Как спорить с самой собой? Чтобы разорвало?
Эля вспоминала, как он смотрел на нее, когда понял, что спаниеля зовут Бубенцов. Ну и что. Это же шутка, что такого… Не шутка, что она его не простила и не простит. Нет, не простит. Это невозможно простить. Пусть живет, как хочет, с кем хочет, идет по своей дороге, дружит со своим замечательным отцом, слушает его бредни, верит в него, как в бога.
Эля несколько раз наливала себе чай, но есть не могла. Она подумала, не заболевает ли. Померила температуру – вроде нет. Есть не хотелось, читать не хотелось. Сделав уроки, ближе к вечеру она решила поехать на дачу, не дожидаться родителей, которые, понятно, застряли на работе, позвонила шоферу, чтобы он через полчаса приехал.
Эля не могла понять, что с ней происходит. Какие-то невнятные, непонятные страхи. То вдруг становилось зябко, то она смотрела в окно, и темнеющее пасмурное небо вдруг начинало покачиваться, и в голове как-то неприятно потрескивало, как далекие цикады, спрятавшиеся где-то в глубине ее черепной коробки, то перед глазами проносились лица – страшные, с закрытыми глазами, как будто покойники. Да что такое! Наверно, вчерашняя встреча с Митей на нее так повлияла… Митя…
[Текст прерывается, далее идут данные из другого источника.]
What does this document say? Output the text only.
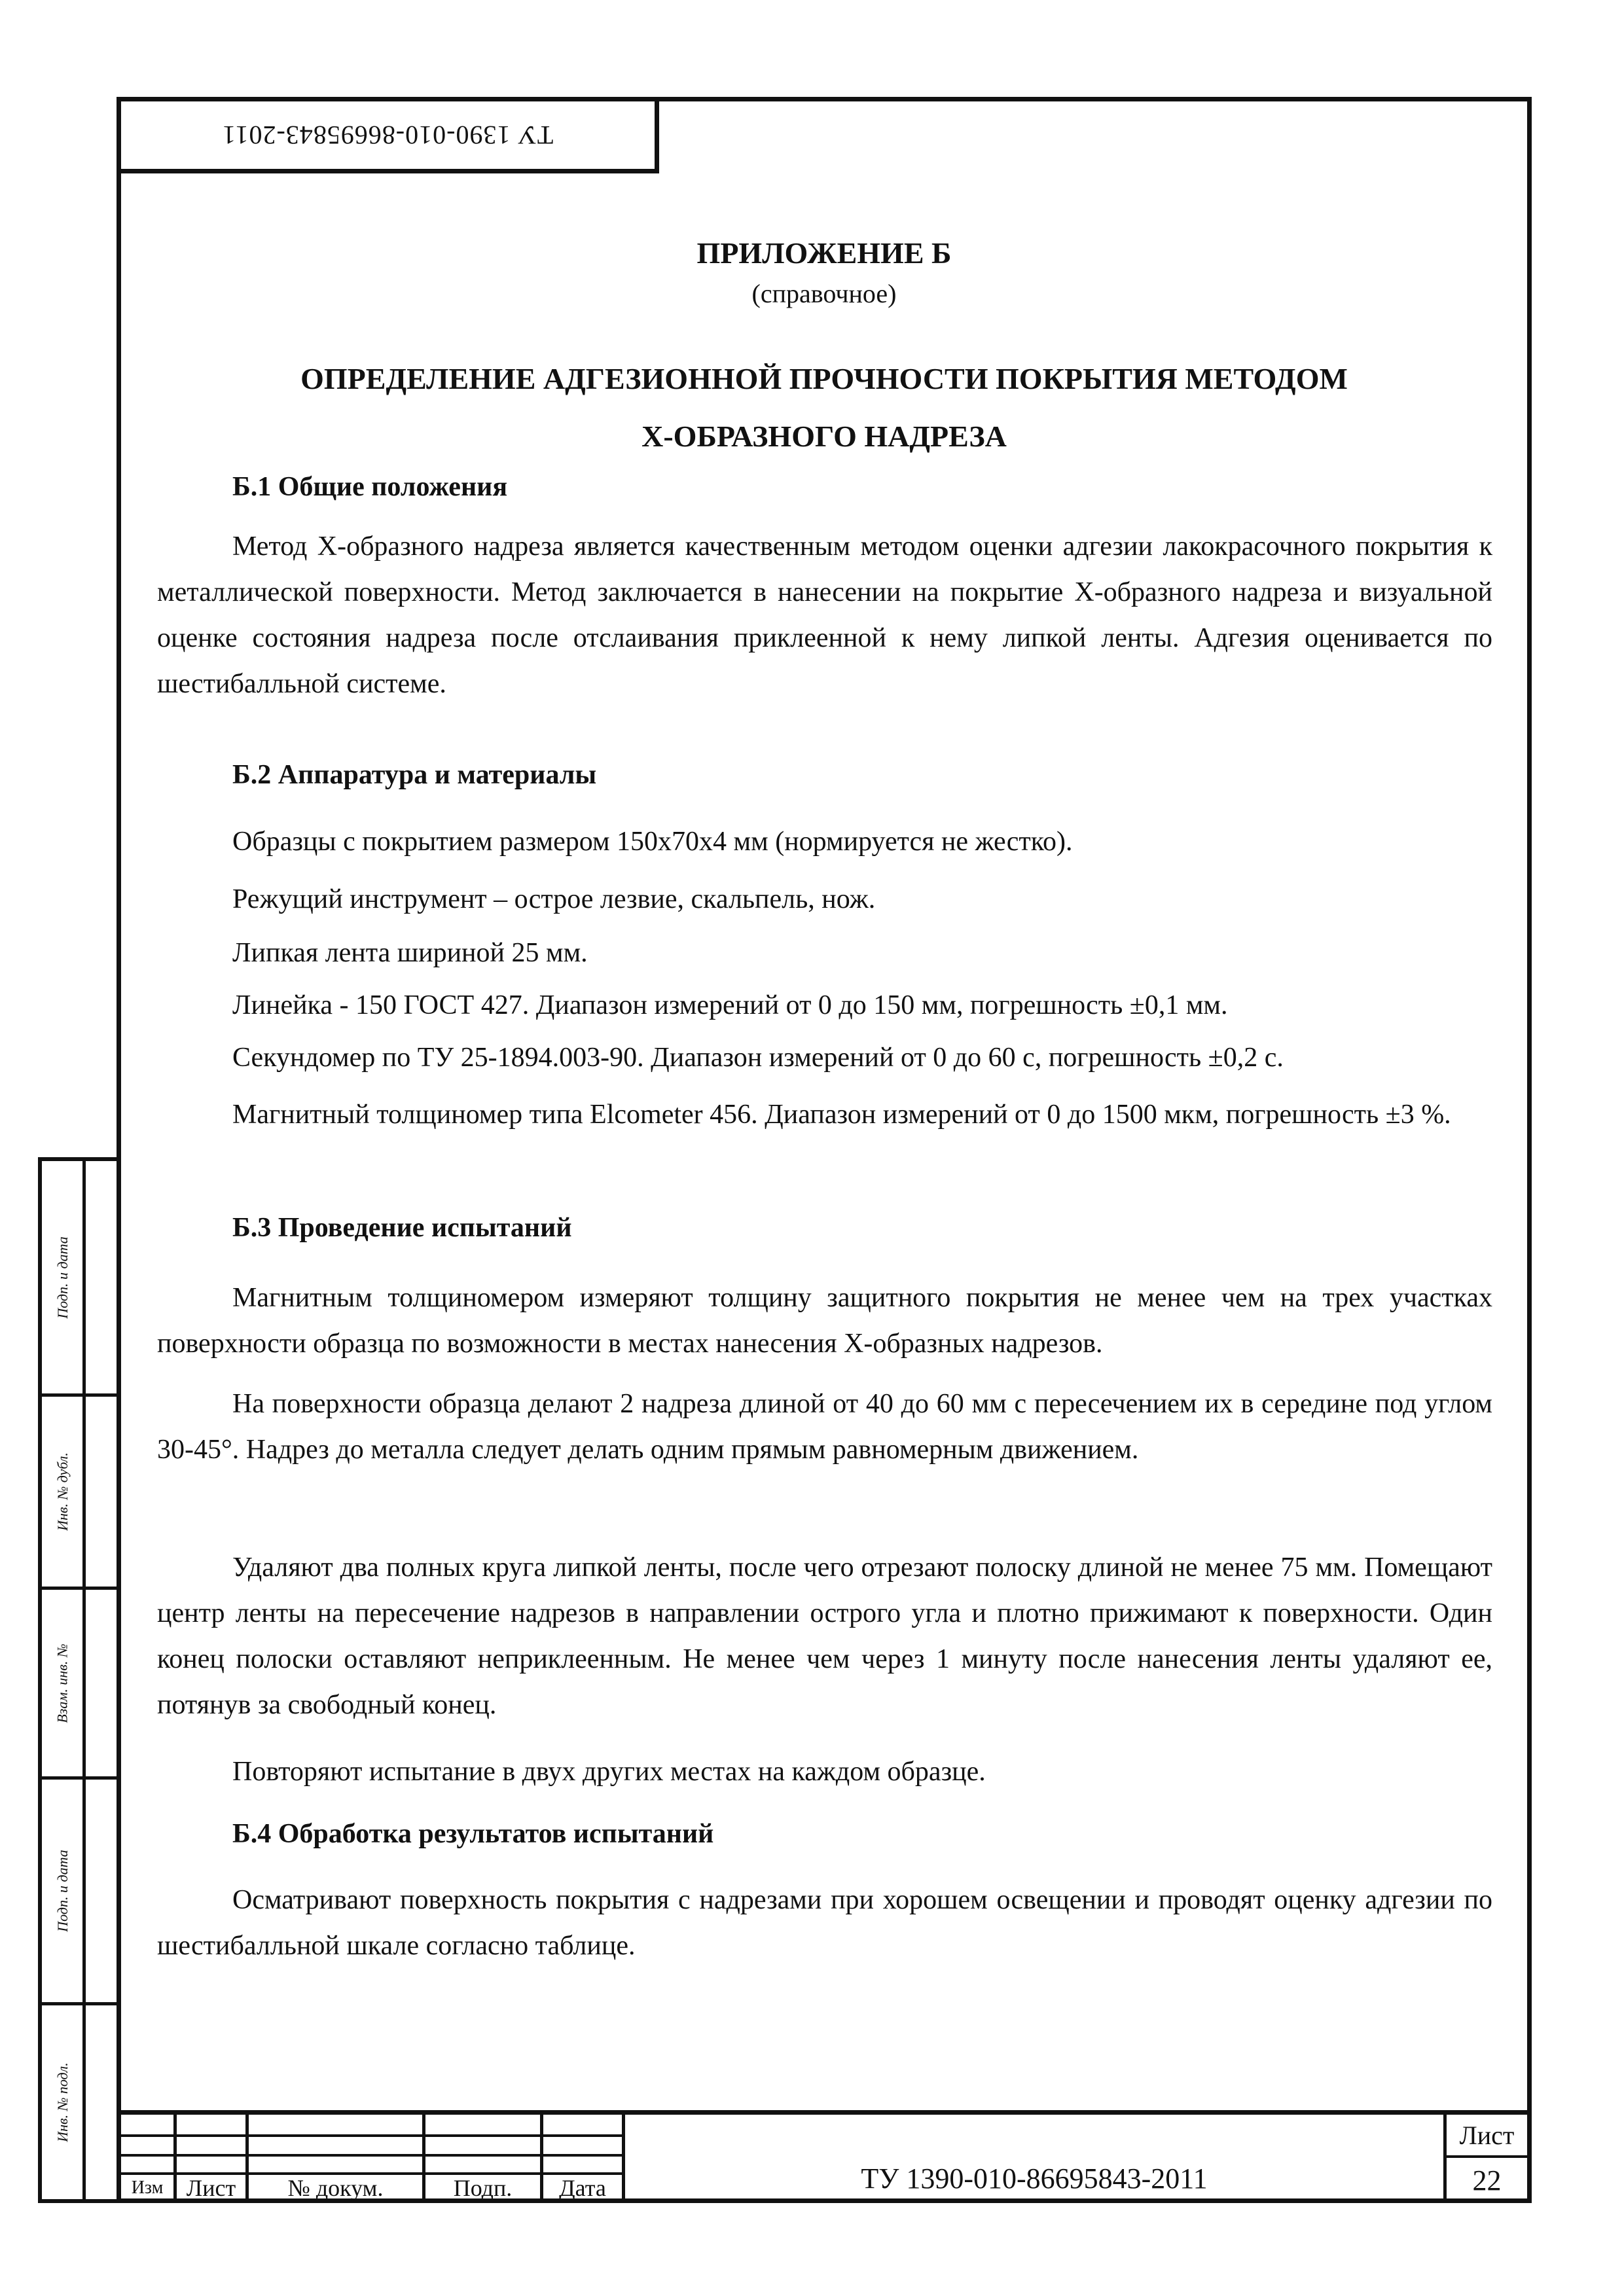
ТУ 1390-010-86695843-2011
Подп. и дата
Инв. № дубл.
Взам. инв. №
Подп. и дата
Инв. № подл.
ПРИЛОЖЕНИЕ Б
(справочное)
ОПРЕДЕЛЕНИЕ АДГЕЗИОННОЙ ПРОЧНОСТИ ПОКРЫТИЯ МЕТОДОМ
Х-ОБРАЗНОГО НАДРЕЗА
Б.1 Общие положения

Метод Х-образного надреза является качественным методом оценки адгезии лакокрасочного покрытия к металлической поверхности. Метод заключается в нанесении на покрытие Х-образного надреза и визуальной оценке состояния надреза после отслаивания приклеенной к нему липкой ленты. Адгезия оценивается по шестибалльной системе.

Б.2 Аппаратура и материалы

Образцы с покрытием размером 150х70х4 мм (нормируется не жестко).

Режущий инструмент – острое лезвие, скальпель, нож.

Липкая лента шириной 25 мм.

Линейка - 150 ГОСТ 427. Диапазон измерений от 0 до 150 мм, погрешность ±0,1 мм.

Секундомер по ТУ 25-1894.003-90. Диапазон измерений от 0 до 60 с, погрешность ±0,2 с.

Магнитный толщиномер типа Elcometer 456. Диапазон измерений от 0 до 1500 мкм, погрешность ±3 %.

Б.3 Проведение испытаний

Магнитным толщиномером измеряют толщину защитного покрытия не менее чем на трех участках поверхности образца по возможности в местах нанесения Х-образных надрезов.

На поверхности образца делают 2 надреза длиной от 40 до 60 мм с пересечением их в середине под углом 30-45°. Надрез до металла следует делать одним прямым равномерным движением.

Удаляют два полных круга липкой ленты, после чего отрезают полоску длиной не менее 75 мм. Помещают центр ленты на пересечение надрезов в направлении острого угла и плотно прижимают к поверхности. Один конец полоски оставляют неприклеенным. Не менее чем через 1 минуту после нанесения ленты удаляют ее, потянув за свободный конец.

Повторяют испытание в двух других местах на каждом образце.

Б.4 Обработка результатов испытаний

Осматривают поверхность покрытия с надрезами при хорошем освещении и проводят оценку адгезии по шестибалльной шкале согласно таблице.

Изм Лист	№ докум.	Подп.	Дата	ТУ 1390-010-86695843-2011
Лист
22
Эля неожиданно для самой себя набрала его номер. Вот сейчас он ответит – если ответит, а не сбросит, как сбрасывал ее летом, – то она ему скажет: «Все кончено!» Она уже вчера это говорила, ну и что… Просто услышит его голос, в последний раз… Почему в последний? Потому что все кончено! У Мити телефон был выключен. Ну выключен и выключен, ему же хуже!
Эле было не по себе, она ходила по дому, перекладывала вещи с места на место, взяла и вымыла абсолютно чистый пол в холле, в своей комнате, в гостиной, пол, который через день моет горничная. От работы, от вида влажного сверкающего пола на некоторое время острая нервозность прошла. Но по-прежнему было как-то неспокойно, непонятно, тревожно.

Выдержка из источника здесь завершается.